A silence fell between them. She could sense a question rising in his breast. Before it came, she reached into the pocket of the cape and cupped the ruby in her palms.
He asked it then. "You are most welcome, miss, I assure you, but may I know just who you are?"
She turned.
Before her stood a tall, slim, still handsome man. His auburn hair, salted with gray, was the color of hers..

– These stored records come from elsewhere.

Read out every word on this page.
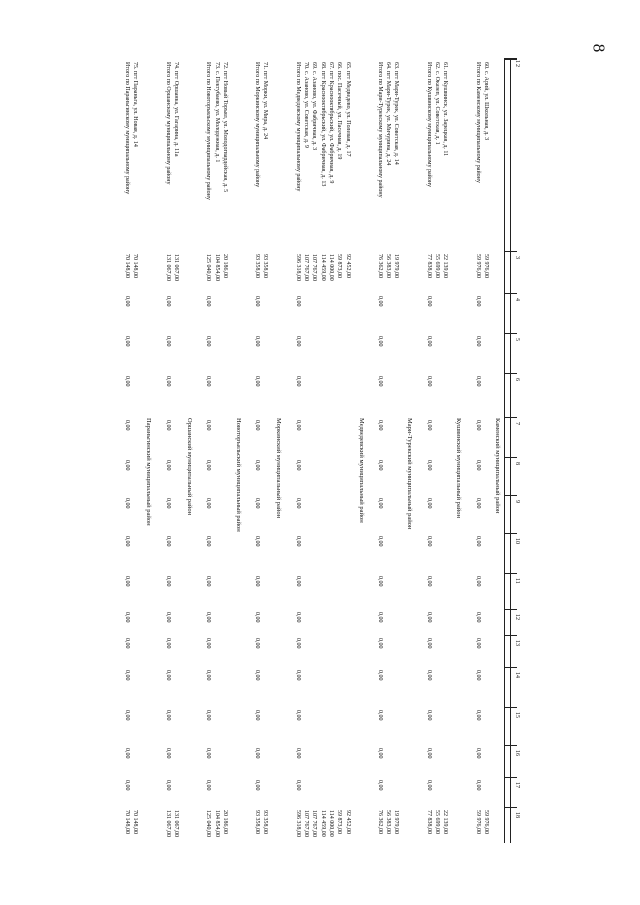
8
1
2
3
4
5
6
7
8
9
10
11
12
13
14
15
16
17
18
Каменский муниципальный район
60. с. Арий, ул. Школьная, д. 3
59 976,00
59 976,00
Итого по Каменскому муниципальному району
59 976,00
0,00
0,00
0,00
0,00
0,00
0,00
0,00
0,00
0,00
0,00
0,00
0,00
0,00
0,00
59 976,00
Кушвинский муниципальный район
61. пгт Кушвинск, ул. Зарецкая, д. 11
22 139,00
22 139,00
62. с. Оказеп, ул. Советская, д. 1
55 699,00
55 699,00
Итого по Кушвинскому муниципальному району
77 838,00
0,00
0,00
0,00
0,00
0,00
0,00
0,00
0,00
0,00
0,00
0,00
0,00
0,00
0,00
77 838,00
Мари-Турекский муниципальный район
63. пгт Мари-Турек, ул. Советская, д. 14
19 979,00
19 979,00
64. пгт Мари-Турек, ул. Мичурина, д. 24
56 383,00
56 383,00
Итого по Мари-Турекскому муниципальному району
76 362,00
0,00
0,00
0,00
0,00
0,00
0,00
0,00
0,00
0,00
0,00
0,00
0,00
0,00
0,00
76 362,00
Медведевский муниципальный район
65. пгт Медведево, ул. Полевая, д. 17
92 452,00
92 452,00
66. пос. Пасечный, ул. Пасечная, д. 19
59 873,00
59 873,00
67. пгт Краснооктябрьский, ул. Фабричная, д. 9
114 000,00
114 000,00
68. пгт Краснооктябрьский, ул. Фабричная, д. 13
114 459,00
114 459,00
69. с. Азаново, ул. Фабричная, д. 3
107 767,00
107 767,00
70. с. Азаново, ул. Советская, д. 9
107 767,00
107 767,00
Итого по Медведевскому муниципальному району
596 318,00
0,00
0,00
0,00
0,00
0,00
0,00
0,00
0,00
0,00
0,00
0,00
0,00
0,00
0,00
596 318,00
Моркинский муниципальный район
71. пгт Морки, ул. Мира, д. 24
93 358,00
93 358,00
Итого по Моркинскому муниципальному району
93 358,00
0,00
0,00
0,00
0,00
0,00
0,00
0,00
0,00
0,00
0,00
0,00
0,00
0,00
0,00
93 358,00
Новоторъяльский муниципальный район
72. пгт Новый Торъял, ул. Молодогвардейская, д. 5
20 186,00
20 186,00
73. с. Пектубаево, ул. Молодежная, д. 1
104 854,00
104 854,00
Итого по Новоторъяльскому муниципальному району
125 040,00
0,00
0,00
0,00
0,00
0,00
0,00
0,00
0,00
0,00
0,00
0,00
0,00
0,00
0,00
125 040,00
Оршанский муниципальный район
74. пгт Оршанка, ул. Гагарина, д. 11а
131 067,00
131 067,00
Итого по Оршанскому муниципальному району
131 067,00
0,00
0,00
0,00
0,00
0,00
0,00
0,00
0,00
0,00
0,00
0,00
0,00
0,00
0,00
131 067,00
Параньгинский муниципальный район
75. пгт Параньга, ул. Новая, д. 14
70 148,00
70 148,00
Итого по Параньгинскому муниципальному району
70 148,00
0,00
0,00
0,00
0,00
0,00
0,00
0,00
0,00
0,00
0,00
0,00
0,00
0,00
0,00
70 148,00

His green eyes stared at her. He shook his head as if to reset his vision, and looked again. His cleared gaze drifted to the ruby in her hands and flew back to her eyes, as his own clouded anew with disbelief.
"Romelle...my...daughter...my...child?" Bart's voice broke on every word.
She smiled, the tears overflowing on her cheeks. Too choked up to answer, she could only nod.
He went to her in halting steps, unsure his feet would touch the ground. He extended his hands and lay them over hers. Their flesh touched warmly across the stone. The ruby seemed to pulse in unison with their hearts.
She drew away to replace the ruby in the cape, then took his hands again.
He gazed with increasing wonder into her eyes.
She sighed with a measure of contentment she had thought she might never know, and lay her head gratefully against his chest when he enfolded her in his arms.
Bart looked over her shoulder through misted eyes at the Tree of Heaven named Beth.
"She is here, my love," he murmured. "My prayers have been answered. Our little girl has come to me."